United States Department of Agriculture just published a new report on a dietary assessment, essentially reflecting how we followed (or didn’t) their guidelines. This document covers the time period from 1970 to 2014, which closely approximates the time from adopting low-fat dietary advice to our days. Knowing how obesity and diabetes exploded over this time, it’s interesting to see whether we followed the advice or ate our way to diabetes against it.
As you no doubt are well aware, we were told to increase consumption of the whole wheat, fruit, vegetables, to use vegetable oils instead of saturated fat, and the eat mostly lean meat. We needed to decrease full-fat dairy, eggs, and red meat. So, did we?

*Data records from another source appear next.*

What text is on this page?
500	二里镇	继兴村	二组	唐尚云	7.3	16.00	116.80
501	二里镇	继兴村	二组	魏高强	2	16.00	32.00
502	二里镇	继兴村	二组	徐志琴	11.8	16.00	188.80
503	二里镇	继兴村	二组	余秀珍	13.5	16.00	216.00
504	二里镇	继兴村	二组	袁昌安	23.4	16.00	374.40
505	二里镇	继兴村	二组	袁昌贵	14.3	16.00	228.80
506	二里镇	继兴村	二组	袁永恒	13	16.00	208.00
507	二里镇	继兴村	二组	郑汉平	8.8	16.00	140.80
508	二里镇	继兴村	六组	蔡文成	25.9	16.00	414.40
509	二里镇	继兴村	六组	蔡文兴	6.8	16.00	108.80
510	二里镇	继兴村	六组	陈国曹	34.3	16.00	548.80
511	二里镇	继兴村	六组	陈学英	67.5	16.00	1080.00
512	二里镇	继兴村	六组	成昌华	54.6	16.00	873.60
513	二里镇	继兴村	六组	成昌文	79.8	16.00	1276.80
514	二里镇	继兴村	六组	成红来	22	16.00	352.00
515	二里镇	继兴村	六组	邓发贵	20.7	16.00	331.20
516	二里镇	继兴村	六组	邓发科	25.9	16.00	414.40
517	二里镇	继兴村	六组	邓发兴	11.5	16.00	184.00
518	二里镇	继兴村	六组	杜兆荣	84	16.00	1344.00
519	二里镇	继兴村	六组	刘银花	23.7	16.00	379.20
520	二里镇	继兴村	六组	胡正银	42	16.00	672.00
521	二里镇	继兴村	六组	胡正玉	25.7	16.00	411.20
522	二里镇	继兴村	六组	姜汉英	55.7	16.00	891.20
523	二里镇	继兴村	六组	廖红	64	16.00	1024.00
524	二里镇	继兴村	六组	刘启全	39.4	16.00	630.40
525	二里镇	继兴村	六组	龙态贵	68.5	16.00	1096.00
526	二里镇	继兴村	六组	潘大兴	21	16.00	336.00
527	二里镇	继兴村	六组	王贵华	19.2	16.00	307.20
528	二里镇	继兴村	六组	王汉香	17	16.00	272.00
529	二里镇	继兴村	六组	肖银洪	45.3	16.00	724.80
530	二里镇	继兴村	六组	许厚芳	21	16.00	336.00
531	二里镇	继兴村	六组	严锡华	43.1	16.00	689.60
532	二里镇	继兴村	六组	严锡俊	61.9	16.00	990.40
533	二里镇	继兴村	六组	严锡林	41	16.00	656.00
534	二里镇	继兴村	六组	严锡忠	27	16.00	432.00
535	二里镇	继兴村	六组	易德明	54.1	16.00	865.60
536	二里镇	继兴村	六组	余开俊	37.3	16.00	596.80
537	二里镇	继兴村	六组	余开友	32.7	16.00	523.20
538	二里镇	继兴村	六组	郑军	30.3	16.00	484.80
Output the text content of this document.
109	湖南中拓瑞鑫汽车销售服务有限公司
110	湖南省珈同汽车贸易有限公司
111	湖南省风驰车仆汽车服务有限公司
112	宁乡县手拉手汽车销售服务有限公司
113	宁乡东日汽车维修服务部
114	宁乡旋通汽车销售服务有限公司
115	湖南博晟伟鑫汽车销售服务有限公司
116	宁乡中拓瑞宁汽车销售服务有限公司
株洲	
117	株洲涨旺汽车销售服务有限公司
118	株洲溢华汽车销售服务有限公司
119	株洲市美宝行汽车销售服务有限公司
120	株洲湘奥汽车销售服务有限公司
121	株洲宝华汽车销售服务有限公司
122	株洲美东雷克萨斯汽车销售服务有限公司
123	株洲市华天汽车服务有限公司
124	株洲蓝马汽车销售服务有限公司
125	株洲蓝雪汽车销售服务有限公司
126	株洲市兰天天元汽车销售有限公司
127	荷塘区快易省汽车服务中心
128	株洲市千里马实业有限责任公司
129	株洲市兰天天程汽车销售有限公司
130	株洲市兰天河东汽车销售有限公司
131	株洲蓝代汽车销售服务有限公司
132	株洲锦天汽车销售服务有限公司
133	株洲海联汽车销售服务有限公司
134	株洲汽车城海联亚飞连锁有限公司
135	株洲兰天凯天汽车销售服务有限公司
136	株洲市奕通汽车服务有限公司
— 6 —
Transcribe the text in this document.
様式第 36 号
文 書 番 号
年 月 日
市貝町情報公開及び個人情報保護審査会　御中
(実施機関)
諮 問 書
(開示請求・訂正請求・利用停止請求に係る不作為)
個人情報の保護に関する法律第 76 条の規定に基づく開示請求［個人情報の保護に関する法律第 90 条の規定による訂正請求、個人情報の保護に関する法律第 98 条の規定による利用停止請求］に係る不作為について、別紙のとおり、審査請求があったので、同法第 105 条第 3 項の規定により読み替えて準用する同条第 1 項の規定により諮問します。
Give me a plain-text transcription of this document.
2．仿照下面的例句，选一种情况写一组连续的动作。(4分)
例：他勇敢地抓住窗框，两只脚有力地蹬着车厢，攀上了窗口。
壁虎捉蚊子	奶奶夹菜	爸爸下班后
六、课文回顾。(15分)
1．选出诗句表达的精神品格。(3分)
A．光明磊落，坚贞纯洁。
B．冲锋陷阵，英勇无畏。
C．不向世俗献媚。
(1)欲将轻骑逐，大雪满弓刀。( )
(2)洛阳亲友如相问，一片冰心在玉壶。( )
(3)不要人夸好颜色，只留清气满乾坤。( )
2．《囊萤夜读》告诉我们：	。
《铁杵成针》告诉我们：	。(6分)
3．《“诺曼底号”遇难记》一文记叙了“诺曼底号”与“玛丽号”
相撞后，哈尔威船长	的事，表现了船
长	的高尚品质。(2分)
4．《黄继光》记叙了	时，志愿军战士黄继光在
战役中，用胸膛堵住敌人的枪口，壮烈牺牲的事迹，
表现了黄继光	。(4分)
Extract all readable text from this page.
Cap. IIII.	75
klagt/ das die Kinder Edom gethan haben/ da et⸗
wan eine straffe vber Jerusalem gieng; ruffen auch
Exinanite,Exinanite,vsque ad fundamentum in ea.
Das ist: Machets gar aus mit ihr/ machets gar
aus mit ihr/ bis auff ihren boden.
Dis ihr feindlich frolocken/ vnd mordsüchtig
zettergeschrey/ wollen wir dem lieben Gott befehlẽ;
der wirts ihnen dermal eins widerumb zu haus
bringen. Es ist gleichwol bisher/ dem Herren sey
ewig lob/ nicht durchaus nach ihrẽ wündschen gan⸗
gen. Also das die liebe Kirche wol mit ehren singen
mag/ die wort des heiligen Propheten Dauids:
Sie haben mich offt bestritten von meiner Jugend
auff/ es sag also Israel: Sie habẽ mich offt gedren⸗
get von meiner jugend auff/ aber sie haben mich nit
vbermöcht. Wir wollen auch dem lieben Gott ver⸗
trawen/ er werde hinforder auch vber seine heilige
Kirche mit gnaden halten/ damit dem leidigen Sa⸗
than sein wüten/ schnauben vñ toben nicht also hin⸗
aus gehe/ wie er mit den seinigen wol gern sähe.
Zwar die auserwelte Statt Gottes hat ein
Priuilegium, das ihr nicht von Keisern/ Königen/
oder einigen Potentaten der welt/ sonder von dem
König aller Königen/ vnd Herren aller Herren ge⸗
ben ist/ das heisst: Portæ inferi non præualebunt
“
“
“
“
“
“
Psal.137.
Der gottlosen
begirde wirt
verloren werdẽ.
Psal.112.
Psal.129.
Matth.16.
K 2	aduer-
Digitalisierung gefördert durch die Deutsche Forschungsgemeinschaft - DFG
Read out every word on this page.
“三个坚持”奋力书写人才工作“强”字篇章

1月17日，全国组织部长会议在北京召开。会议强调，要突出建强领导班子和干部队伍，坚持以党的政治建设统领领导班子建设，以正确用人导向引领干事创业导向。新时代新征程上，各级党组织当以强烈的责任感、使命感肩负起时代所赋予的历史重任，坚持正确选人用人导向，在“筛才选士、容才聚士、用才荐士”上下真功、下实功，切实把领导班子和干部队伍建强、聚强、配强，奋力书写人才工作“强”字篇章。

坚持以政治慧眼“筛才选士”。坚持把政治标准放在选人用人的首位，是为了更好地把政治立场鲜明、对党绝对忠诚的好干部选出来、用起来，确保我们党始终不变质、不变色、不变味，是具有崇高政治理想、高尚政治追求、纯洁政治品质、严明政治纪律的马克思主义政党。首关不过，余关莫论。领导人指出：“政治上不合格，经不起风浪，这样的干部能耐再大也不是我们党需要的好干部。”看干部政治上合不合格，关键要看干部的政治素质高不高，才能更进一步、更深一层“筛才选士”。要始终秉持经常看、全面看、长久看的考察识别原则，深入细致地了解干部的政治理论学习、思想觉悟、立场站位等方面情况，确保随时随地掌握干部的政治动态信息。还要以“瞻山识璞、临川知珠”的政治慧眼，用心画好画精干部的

Here are some numbers from the report. According to it, we:
- decreased red meat consumption by 30%
- ate 13% fewer eggs
- abandoned whole milk (down 79%) in favor of skim milk (up 127%), especially flavored (up 302%!)
- used 8% less butter
What did we eat more of? Just what we were told to:
- vegetables by 20%
- fruit by 35%
- poultry instead of red meat, by 114%
- wheat flour by 21%
We replaced animal fats by vegetable oils, lowering former by 27% and adding latter by 87%. All in all, we were obedient in our quest to a better health. Result?
(Courtesy of dietdoctor.com)
Oh, and diabetes and pre-diabetes rate what, tripled over this time, with almost half of the population in that range now?
I find the remarks in the report about consuming fruits and vegetables below recommended levels disingenuous. To quote,
Despite the estimate that Americans are consuming more fruit than they did in 1970, they still were below the recommendations in the Guidelines for fruit.
While total vegetable consumption has increased since 1970, Americans’ consumption of vegetables was below the recommendations in the Guidelines.
People eat more of them, as they are told, and get thicker and sicker. Far from blaming fruits and vegetables, but isn’t it clear that the entire premise on which these guidelines are built is flawed?
There is a lot of data to digest in this report, so head there to form your own opinion. My personal takeaway: demonizing saturated fat (red meat, butter, lard etc) and promoting high carbs and vegetable oils have been a disastrous policy, and blaming the population for being undisciplined followers is hypocritical.
There is one more conclusion that I feel is appropriate here. It’s obvious that the role of the government in determining what we eat is enormous. It’s under the guidance of McGovern’s Committee all the cogs of the low-fat machine started working in unison: families and individuals changed their eating habits in search of health, chefs changed their menus, industries bred leaner animals and created fat-free foods, media spread the message, grants went to the researchers falling in line. When it comes to science, the government is not a sophisticated mechanism guided by the best available information. It’s a blunt instrument that has very limited ability to analyze the scientific information; its decisions are influenced by lobbying efforts and by personal biases of the decision-makers and staffers. Believe it or not, it was government encouragement that pushed fast food industry to replace saturated fat (lard and beef tallow) with trans fats in their french fries – how’s that for understanding science? It was Senator McGovern’s faith in a low-fat idea and his staffer Nick Mottern’ personal anti-meat biases (both with no slightest hint of training in nutritional science) that shaped up the whole thing about 50 years ago, and their legacy is still pretty much defines the mainstream nutritional advice.
With all that in mind, it’s reasonable to ask: what is it we want from the government at this point? Is it just to change the direction, stop demonizing saturated fats and put the blame where it belongs, namely added sugars, processed foods and excessive consumption of the carbohydrates? Sure, that would be a good start. Overall, though, in my opinion, after admitting mistakes of the past, the best thing for the government would be to get out of where it doesn’t belong. This is a too complicated matter to be guided by such a non-scientific yet so powerful entity. Do we know enough about those same carbohydrates, the macronutrient ratios, grains, etc. to announce a final verdict on them? Not by a long shot. It would be in our best interest not to be given marching orders by Powers That Be while there is no clear direction. Fat chance, I know (see what I did there?). In the meanwhile, the least we can do is to educate ourselves and hopefully spread the word among those we care about.